In the first one you are assigning pre to collection, it doesn’t work like that in a if statement, you are deleting `collection’. Also, can that comparison ever be true? What is one, what is the other?

Not exactly, filter needs a callback function that returns a Boolean - it is useful if you need to remove elements from an array

Because truthCheck function must look at every item of the passed in array and check whether every item’s property is “truthy”, I think the every() method works best. This is my code, hope it’s short enough:

function truthCheck(collection, pre) {
  return collection.every(item => item[pre])
}

Your if condition is faulty: there is no need to compare between collection and pre (or even assign pre to collection). Therefore it doesn’t work.
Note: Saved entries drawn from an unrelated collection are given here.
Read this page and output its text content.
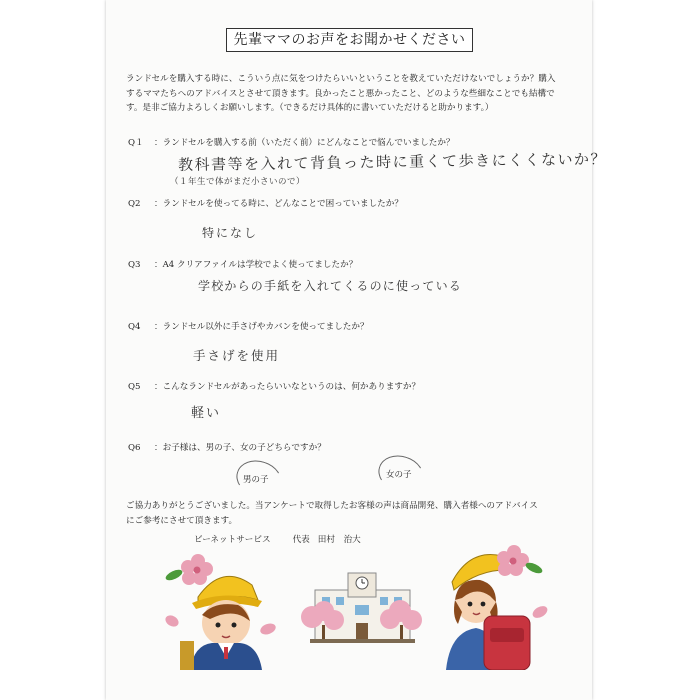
先輩ママのお声をお聞かせください
ランドセルを購入する時に、こういう点に気をつけたらいいということを教えていただけないでしょうか？購入
するママたちへのアドバイスとさせて頂きます。良かったこと悪かったこと、どのような些細なことでも結構で
す。是非ご協力よろしくお願いします。（できるだけ具体的に書いていただけると助かります。）
Q１ ：ランドセルを購入する前（いただく前）にどんなことで悩んでいましたか？
教科書等を入れて背負った時に重くて歩きにくくないか？
（１年生で体がまだ小さいので）
Q2 ：ランドセルを使ってる時に、どんなことで困っていましたか？
特になし
Q3 ：A4 クリアファイルは学校でよく使ってましたか？
学校からの手紙を入れてくるのに使っている
Q4 ：ランドセル以外に手さげやカバンを使ってましたか？
手さげを使用
Q5 ：こんなランドセルがあったらいいなというのは、何かありますか？
軽い
Q6 ：お子様は、男の子、女の子どちらですか？
男の子	女の子
ご協力ありがとうございました。当アンケートで取得したお客様の声は商品開発、購入者様へのアドバイス
にご参考にさせて頂きます。
ビーネットサービス	代表 田村　治大
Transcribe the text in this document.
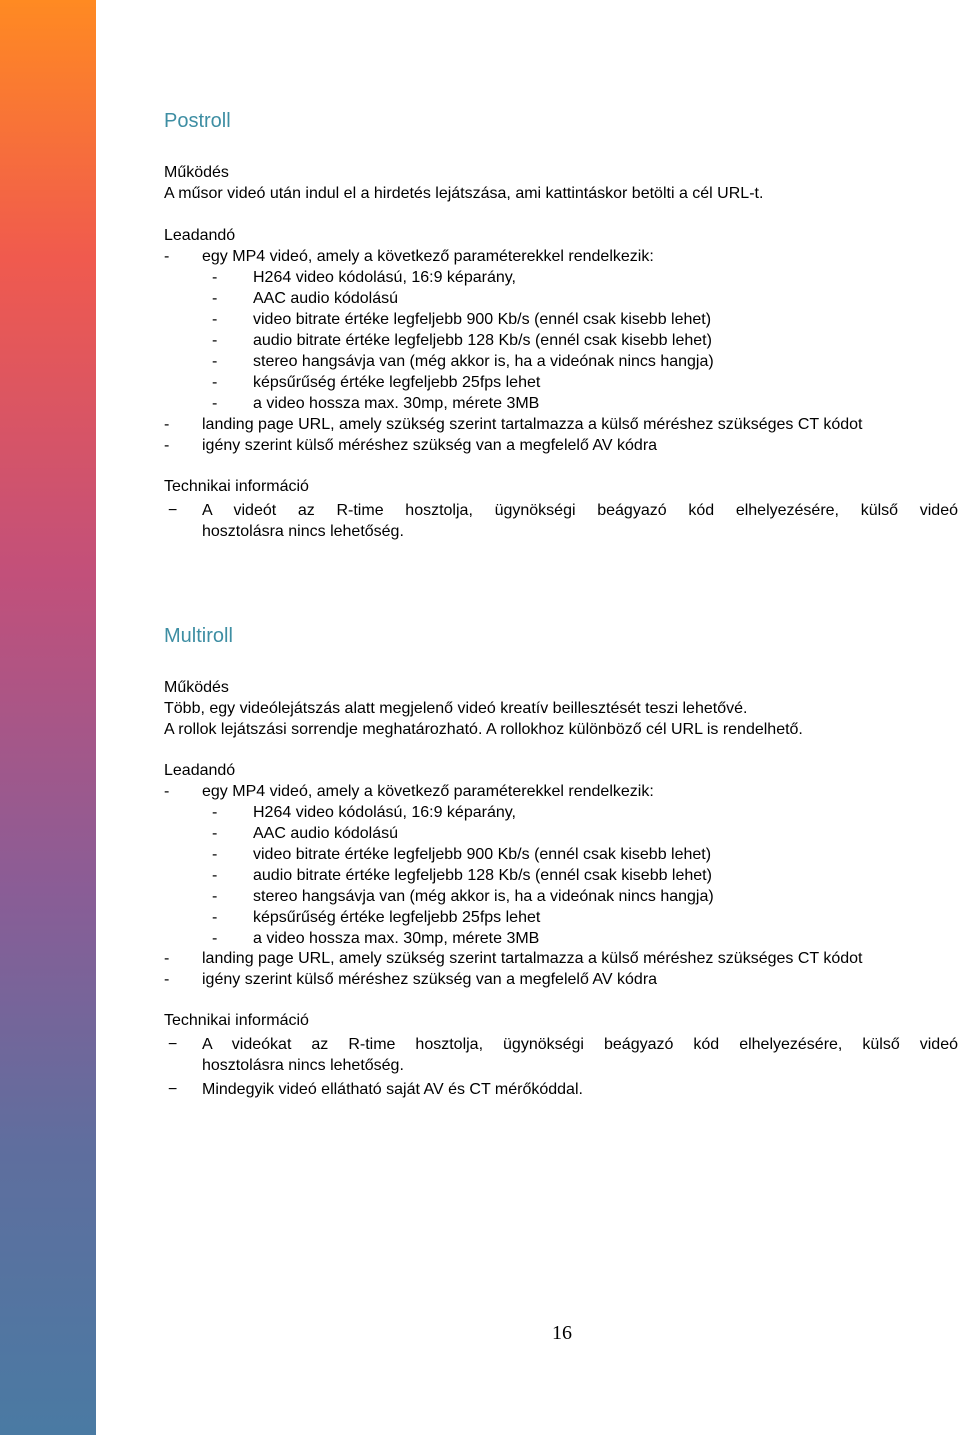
Postroll
Működés
A műsor videó után indul el a hirdetés lejátszása, ami kattintáskor betölti a cél URL-t.
Leadandó
- egy MP4 videó, amely a következő paraméterekkel rendelkezik:
- H264 video kódolású, 16:9 képarány,
- AAC audio kódolású
- video bitrate értéke legfeljebb 900 Kb/s (ennél csak kisebb lehet)
- audio bitrate értéke legfeljebb 128 Kb/s (ennél csak kisebb lehet)
- stereo hangsávja van (még akkor is, ha a videónak nincs hangja)
- képsűrűség értéke legfeljebb 25fps lehet
- a video hossza max. 30mp, mérete 3MB
- landing page URL, amely szükség szerint tartalmazza a külső méréshez szükséges CT kódot
- igény szerint külső méréshez szükség van a megfelelő AV kódra
Technikai információ
− A videót az R-time hosztolja, ügynökségi beágyazó kód elhelyezésére, külső videó
hosztolásra nincs lehetőség.
Multiroll
Működés
Több, egy videólejátszás alatt megjelenő videó kreatív beillesztését teszi lehetővé.
A rollok lejátszási sorrendje meghatározható. A rollokhoz különböző cél URL is rendelhető.
Leadandó
- egy MP4 videó, amely a következő paraméterekkel rendelkezik:
- H264 video kódolású, 16:9 képarány,
- AAC audio kódolású
- video bitrate értéke legfeljebb 900 Kb/s (ennél csak kisebb lehet)
- audio bitrate értéke legfeljebb 128 Kb/s (ennél csak kisebb lehet)
- stereo hangsávja van (még akkor is, ha a videónak nincs hangja)
- képsűrűség értéke legfeljebb 25fps lehet
- a video hossza max. 30mp, mérete 3MB
- landing page URL, amely szükség szerint tartalmazza a külső méréshez szükséges CT kódot
- igény szerint külső méréshez szükség van a megfelelő AV kódra
Technikai információ
− A videókat az R-time hosztolja, ügynökségi beágyazó kód elhelyezésére, külső videó
hosztolásra nincs lehetőség.
− Mindegyik videó ellátható saját AV és CT mérőkóddal.
16
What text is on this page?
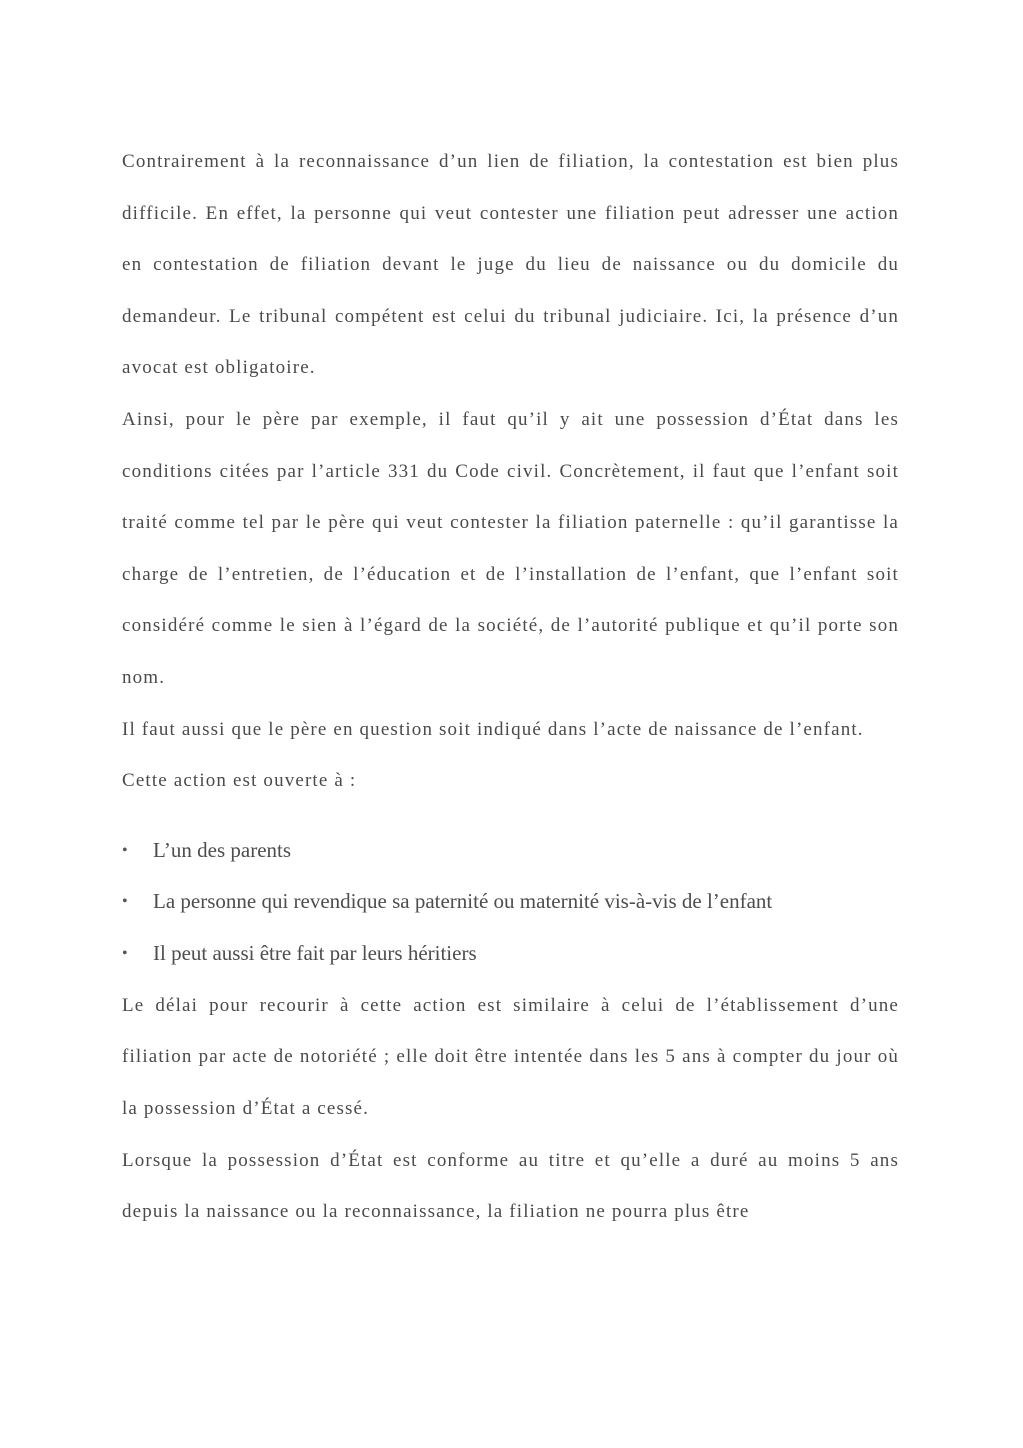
Contrairement à la reconnaissance d’un lien de filiation, la contestation est bien plus difficile. En effet, la personne qui veut contester une filiation peut adresser une action en contestation de filiation devant le juge du lieu de naissance ou du domicile du demandeur. Le tribunal compétent est celui du tribunal judiciaire. Ici, la présence d’un avocat est obligatoire.

Ainsi, pour le père par exemple, il faut qu’il y ait une possession d’État dans les conditions citées par l’article 331 du Code civil. Concrètement, il faut que l’enfant soit traité comme tel par le père qui veut contester la filiation paternelle : qu’il garantisse la charge de l’entretien, de l’éducation et de l’installation de l’enfant, que l’enfant soit considéré comme le sien à l’égard de la société, de l’autorité publique et qu’il porte son nom.

Il faut aussi que le père en question soit indiqué dans l’acte de naissance de l’enfant.

Cette action est ouverte à :

• L’un des parents
• La personne qui revendique sa paternité ou maternité vis-à-vis de l’enfant
• Il peut aussi être fait par leurs héritiers

Le délai pour recourir à cette action est similaire à celui de l’établissement d’une filiation par acte de notoriété ; elle doit être intentée dans les 5 ans à compter du jour où la possession d’État a cessé.

Lorsque la possession d’État est conforme au titre et qu’elle a duré au moins 5 ans depuis la naissance ou la reconnaissance, la filiation ne pourra plus être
I’ve worked with the faults indicated in my code and solved the challenge, but I want to make sure that I understand it correctly. Would someone please look at my comments and tell me whether I am explaining my solution with the correct understanding or not?

Thank you!


function truthCheck(collection, pre) {
  //create variable that will enter into collection array to check if the pre perimeter is true in every instance
  let el;
  //.every method allows this because using the "el" variable as a perimeter.  If a truthy value is assigned to pre being a property of "el", then .every will check for this and determine if it holds water or not
  return collection.every(el=> el[pre])
    
  
}

truthCheck([{"user": "Tinky-Winky", "sex": "male"}, {"user": "Dipsy", "sex": "male"}, {"user": "Laa-Laa", "sex": "female"}, {"user": "Po", "sex": "female"}], "sex");

the variable el inside the every() method is the function parameter, completely unrelated to the el variable you have created inside the function. you don’t need to do let el, you are declaring a variable that you never use.

the every() method takes one element of the array at a time and call the callback function on it, and then do something with all the values returned, in this case evaluates them all and returns true if all the values returned from the callback are true.